Das hätte sich die Avon- Beraterin Peg nicht träumen lassen. Statt Kunden findet sie in dem alten Schloß den Kunstmenschen Edward. Dessen Erfinder stirbt kurz vor der Vollendung seines Meisterwerks. Das Auffallendste an ihm sind aber seine riesigen Scherenhände. Als die resolute Avon-Lady ihn mit nach Hause nimmt, verliebt sich Struwwelpeter Edward in Pegs engelhafte Tochter Kim. Schon bald reißen sich die Leute um den Exoten, der mit seinen Scheren nicht nur Büsche und Bäume, sondern auch Hunde- und Frauenhaare in extravagante Kunstwerke verwandeln kann.
Was soll man sagen, ein typischer Burton eben.
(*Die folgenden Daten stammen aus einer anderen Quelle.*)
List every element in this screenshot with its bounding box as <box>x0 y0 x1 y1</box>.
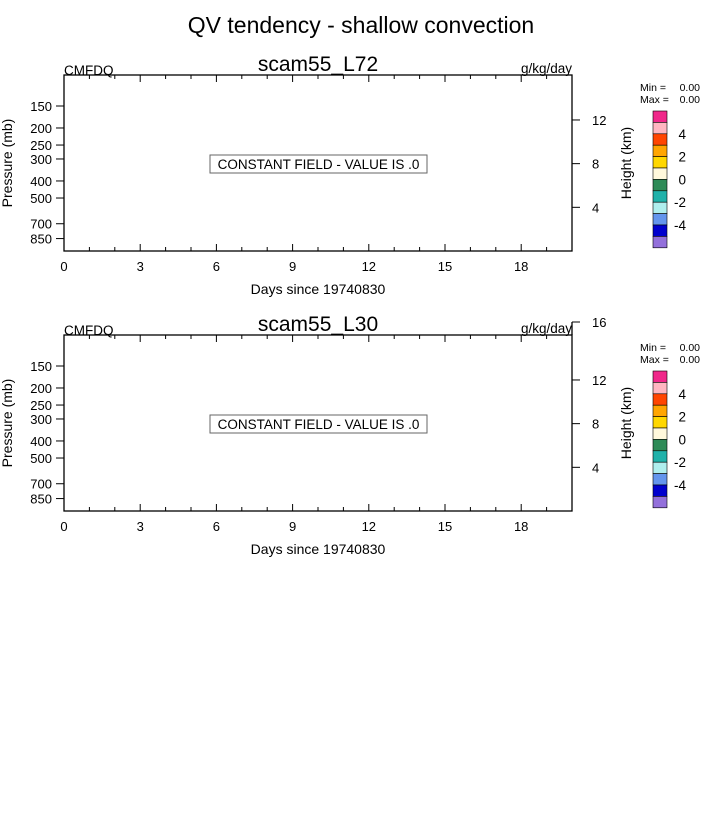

Johnny Depp in der Hauptrolle (wo war denn Helena Bonham Carter?), eine mehr als skurrile Ausgangsposition, das Ganze aufgebaut als Fantasymärchen und erzählt als eine Gute Nacht Geschichte, da braucht er seinen Namen in den Credits schon gar nicht mehr eintragen. Irgendwie erinnert mich die Story aber auch jedes mal an Frankensteins Monster. Hüben wie drüben haben wir die mißverstandene Kreatur, die im Grunde niemanden etwas Böses antun will, aber dennoch vom Pöbel gehetzt und vertrieben wird.
Dasselbe Schicksal erlebt auch Edward, der unvollendeten Kreatur da sein Schöpfer vor der Vollendung starb (war trotzdem schön dich mal wieder zu sehen Vincent Price). Neben Freddy Kruger ist er der einzige mit dem Handicap statt Händen Scheren und Klingen als Finger zu haben. Allein schon aber bei der Umgebung darf sich Burton so richtig austoben. Als Ort des Geschehens haben wir eine quietschbunte Vorstadt Marke Muster-Idylle, die allerdings hauptsächlich von einer Armee klatschorientierter Hausfrauen bevölkert wird, aber auch in Steinwurfweite ein Gruselschloß auf einem Hügel. Von hier holt eine gefrustete Avon Beraterin Peg den guten Edward in die Öffentlichkeit.
Was anfangs noch durch wohlgeschnittene Hecken und tolle Haarschnitte harmonisch verläuft verkehrt sich jedoch schnell ins Gegenteil. Die Einwohner meiden die Sonderbarkeit und auch der Ex seiner neuen Flamme Kim zündelt gegen den Neuankömmling. Das ist alle sehr unterhaltsam gemacht und es gelingt auch, vor allem Jonny Depp mit seinem naiven Spiel, die Sympathien klar auf Edward zu lenken. Musik und Kamera unterstützen alles noch zusätzlich. Das reicht zwar nicht für einen Klassiker, aber so etwa in die Abteilung „kann man sich alle paar Jahre ruhig mal wieder anschauen“.